Die Spieler beider Mannschaften haben sich daraufhin geweigert, die Partie fortzusetzen.
Wenn es in der Vergangenheit zu einem Spielabbruch kam, dann in der Regel, weil sich eine Mannschaft geweigert hat, weiterzuspielen. Ich erinnere mich zum Beispiel an Kevin-Prince Boateng, der zu seiner Zeit beim AC Mailand nach rassistischen Beleidigungen wütend den Platz verließ. Dass sich nun beide Mannschaften auf einen Spielabbruch geeinigt haben, ist ein Novum.
Ein starkes Zeichen?
Auf jeden Fall. Ich finde, es ist ein großartiges Zeichen, wenn Weltstars wie Neymar und Kilian Mbappé sagen: Da machen wir nicht mit! Zumal sich so eben nicht nicht nur die Mitspieler von Başakşehir mit ihrem Co-Trainer Pierre Webó solidarisiert haben, sondern auch die gegnerische Mannschaft. Auch dadurch bekam das ganze eine enorme Tragweite. Sogar meine Freundin, die sich gar nicht für Fußball interessiert, hatte die Schlagzeile am nächsten Morgen in ihrem Newsfeed.

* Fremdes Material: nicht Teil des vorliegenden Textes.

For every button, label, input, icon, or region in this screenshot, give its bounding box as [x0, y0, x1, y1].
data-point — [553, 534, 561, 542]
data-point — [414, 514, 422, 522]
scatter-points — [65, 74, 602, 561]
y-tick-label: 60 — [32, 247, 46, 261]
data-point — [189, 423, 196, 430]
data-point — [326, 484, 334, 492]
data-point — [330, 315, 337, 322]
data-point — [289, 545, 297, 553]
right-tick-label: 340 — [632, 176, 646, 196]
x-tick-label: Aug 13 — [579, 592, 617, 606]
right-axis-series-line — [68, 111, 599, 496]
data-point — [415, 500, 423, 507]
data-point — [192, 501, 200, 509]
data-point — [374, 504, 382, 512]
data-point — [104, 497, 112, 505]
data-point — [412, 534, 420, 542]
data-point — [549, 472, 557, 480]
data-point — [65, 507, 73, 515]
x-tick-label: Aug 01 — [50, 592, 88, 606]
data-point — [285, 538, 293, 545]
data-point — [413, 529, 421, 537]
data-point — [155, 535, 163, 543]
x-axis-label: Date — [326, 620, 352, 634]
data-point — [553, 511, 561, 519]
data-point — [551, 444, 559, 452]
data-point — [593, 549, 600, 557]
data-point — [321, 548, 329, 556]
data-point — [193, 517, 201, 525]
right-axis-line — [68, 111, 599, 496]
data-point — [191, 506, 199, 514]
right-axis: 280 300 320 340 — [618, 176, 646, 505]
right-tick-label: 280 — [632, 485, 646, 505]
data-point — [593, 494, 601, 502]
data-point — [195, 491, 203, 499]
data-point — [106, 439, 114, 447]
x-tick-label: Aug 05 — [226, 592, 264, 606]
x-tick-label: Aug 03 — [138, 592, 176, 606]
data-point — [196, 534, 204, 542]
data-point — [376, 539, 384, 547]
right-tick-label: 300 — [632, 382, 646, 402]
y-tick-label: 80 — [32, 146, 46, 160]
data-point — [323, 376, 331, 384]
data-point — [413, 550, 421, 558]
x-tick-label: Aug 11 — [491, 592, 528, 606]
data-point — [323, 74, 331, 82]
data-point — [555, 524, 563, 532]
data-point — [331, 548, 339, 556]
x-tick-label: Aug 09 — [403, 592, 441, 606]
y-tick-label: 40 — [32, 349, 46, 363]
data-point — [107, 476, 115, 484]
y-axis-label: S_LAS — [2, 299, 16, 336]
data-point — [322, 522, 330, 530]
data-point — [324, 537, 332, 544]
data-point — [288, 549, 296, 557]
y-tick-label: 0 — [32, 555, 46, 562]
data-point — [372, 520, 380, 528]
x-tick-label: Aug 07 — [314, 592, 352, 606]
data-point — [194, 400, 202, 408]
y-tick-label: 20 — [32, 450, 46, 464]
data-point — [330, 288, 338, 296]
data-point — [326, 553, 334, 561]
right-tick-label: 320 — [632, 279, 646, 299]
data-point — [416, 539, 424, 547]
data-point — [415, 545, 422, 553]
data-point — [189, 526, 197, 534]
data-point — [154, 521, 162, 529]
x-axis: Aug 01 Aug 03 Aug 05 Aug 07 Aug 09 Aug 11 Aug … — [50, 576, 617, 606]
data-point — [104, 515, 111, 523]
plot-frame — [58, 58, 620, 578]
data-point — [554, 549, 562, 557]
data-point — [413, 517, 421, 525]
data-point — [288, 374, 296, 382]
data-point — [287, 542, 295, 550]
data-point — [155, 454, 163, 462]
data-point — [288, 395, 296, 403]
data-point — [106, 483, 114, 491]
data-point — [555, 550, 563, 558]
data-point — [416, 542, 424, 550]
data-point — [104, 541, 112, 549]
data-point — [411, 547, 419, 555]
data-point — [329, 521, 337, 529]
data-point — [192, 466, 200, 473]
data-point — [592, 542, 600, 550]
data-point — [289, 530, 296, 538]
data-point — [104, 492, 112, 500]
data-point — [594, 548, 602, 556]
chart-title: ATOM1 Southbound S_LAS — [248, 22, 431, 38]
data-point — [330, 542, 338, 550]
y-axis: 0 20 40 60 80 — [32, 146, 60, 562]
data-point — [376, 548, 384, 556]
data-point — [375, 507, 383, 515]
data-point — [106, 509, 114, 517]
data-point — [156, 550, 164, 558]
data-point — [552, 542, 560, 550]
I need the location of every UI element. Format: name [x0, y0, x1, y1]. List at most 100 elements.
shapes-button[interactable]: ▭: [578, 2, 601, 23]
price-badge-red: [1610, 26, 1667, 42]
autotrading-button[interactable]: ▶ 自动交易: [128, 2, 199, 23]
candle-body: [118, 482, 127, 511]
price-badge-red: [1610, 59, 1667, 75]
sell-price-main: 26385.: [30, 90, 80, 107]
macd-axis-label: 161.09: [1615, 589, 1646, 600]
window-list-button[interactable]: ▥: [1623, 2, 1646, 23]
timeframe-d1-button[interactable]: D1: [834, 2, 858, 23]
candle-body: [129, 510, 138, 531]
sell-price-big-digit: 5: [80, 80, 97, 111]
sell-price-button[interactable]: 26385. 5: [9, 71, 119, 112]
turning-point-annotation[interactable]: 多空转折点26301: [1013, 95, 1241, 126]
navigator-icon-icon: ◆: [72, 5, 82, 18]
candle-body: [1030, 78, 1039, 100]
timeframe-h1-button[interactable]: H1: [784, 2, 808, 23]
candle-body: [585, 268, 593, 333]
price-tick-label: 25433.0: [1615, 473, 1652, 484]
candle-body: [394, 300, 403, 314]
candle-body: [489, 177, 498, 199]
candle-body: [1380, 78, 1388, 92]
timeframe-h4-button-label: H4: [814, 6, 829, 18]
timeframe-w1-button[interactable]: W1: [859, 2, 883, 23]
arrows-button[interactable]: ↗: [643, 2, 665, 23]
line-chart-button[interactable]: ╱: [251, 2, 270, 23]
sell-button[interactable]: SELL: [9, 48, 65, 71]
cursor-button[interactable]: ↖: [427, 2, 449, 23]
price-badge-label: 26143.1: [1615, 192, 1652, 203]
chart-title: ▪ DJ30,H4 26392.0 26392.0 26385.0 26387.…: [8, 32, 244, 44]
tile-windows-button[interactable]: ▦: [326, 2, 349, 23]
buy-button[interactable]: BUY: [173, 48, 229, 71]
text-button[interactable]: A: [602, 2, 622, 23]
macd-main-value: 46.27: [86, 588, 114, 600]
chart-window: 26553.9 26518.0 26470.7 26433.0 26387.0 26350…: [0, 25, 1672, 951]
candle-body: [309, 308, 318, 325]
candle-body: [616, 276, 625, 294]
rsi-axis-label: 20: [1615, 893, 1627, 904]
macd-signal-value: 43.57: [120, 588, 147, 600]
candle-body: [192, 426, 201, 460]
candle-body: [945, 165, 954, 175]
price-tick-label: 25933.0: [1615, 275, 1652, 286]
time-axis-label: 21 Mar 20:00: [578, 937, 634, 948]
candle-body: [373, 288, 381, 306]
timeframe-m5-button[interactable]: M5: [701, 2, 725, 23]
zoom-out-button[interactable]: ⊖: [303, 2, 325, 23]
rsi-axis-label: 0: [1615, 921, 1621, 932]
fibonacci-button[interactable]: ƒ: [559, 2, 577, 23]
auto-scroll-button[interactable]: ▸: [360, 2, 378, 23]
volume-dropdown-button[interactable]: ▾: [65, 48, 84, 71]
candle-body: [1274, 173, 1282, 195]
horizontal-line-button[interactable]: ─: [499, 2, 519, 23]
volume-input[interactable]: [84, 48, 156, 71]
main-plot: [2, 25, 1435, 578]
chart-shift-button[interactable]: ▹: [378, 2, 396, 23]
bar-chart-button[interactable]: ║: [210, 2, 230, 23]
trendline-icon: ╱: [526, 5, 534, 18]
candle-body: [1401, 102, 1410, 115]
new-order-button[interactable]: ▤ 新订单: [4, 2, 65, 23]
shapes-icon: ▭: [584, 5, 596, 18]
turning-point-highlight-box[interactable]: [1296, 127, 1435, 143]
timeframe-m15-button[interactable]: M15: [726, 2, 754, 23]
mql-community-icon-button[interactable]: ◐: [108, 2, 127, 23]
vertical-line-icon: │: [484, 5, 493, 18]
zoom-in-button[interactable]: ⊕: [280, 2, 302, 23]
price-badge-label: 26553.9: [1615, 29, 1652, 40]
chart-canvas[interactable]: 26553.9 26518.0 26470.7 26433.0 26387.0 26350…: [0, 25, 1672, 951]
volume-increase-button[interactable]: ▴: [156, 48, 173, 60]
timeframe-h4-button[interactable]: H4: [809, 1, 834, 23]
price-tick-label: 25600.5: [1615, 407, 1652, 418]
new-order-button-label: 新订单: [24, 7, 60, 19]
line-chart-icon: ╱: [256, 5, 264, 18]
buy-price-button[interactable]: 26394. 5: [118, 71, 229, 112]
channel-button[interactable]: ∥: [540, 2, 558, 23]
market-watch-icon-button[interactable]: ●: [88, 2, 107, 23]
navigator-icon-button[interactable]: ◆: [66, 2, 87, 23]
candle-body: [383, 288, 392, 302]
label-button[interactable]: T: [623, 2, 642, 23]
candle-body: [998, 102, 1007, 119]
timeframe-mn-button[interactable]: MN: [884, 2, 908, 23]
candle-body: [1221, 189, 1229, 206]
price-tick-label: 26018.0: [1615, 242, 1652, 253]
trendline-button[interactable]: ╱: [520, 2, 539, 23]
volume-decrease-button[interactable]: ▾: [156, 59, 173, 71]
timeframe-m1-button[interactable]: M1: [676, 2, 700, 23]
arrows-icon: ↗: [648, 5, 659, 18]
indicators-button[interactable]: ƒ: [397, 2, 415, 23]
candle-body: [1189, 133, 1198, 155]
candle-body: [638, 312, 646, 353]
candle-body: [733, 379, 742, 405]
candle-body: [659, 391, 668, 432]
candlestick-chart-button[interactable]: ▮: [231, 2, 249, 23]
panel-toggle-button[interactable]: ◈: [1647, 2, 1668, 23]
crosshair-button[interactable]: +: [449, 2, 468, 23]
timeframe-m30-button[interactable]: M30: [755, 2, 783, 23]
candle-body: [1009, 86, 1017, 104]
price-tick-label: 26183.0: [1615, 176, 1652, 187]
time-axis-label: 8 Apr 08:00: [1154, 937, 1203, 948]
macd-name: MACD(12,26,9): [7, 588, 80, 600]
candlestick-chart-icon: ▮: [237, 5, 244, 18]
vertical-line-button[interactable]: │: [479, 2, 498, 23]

ist Historiker und Aktivist. Als freier Autor publiziert er in verschiedenen deutschen Medien und hält außerdem Vorträge zu seinen Themenschwerpunkten Rassismus und Kolonialismus. Lange war er Fan des FC Schalke 04, doch nach den rassistischen Äußerungen von Clemens Tönnies hat er sich vom Profifußball abgewandt. Privat kickt er aber immer noch: In der Freizeitmannschaft SpVgg Birgit-Prinz Boateng. Instagram: @djmeltofficial
Lassen Sie uns über den konkreten Vorfall sprechen. Nach einem Foulspiel beschwert sich Başakşehirs Co-Trainer Pierre Webó lautstark über den Schiedsrichter. Darauf macht der Schiedsrichterassistent den Hauptschiedsrichter aufmerksam und benutzt dabei mehrfach das rumänische Wort „negru“ (schwarz). Das fasst Webó rassistisch auf. Möglicherweise auch, weil er an „négro“ denkt, eine rassistische Beleidigung aus dem Französischen.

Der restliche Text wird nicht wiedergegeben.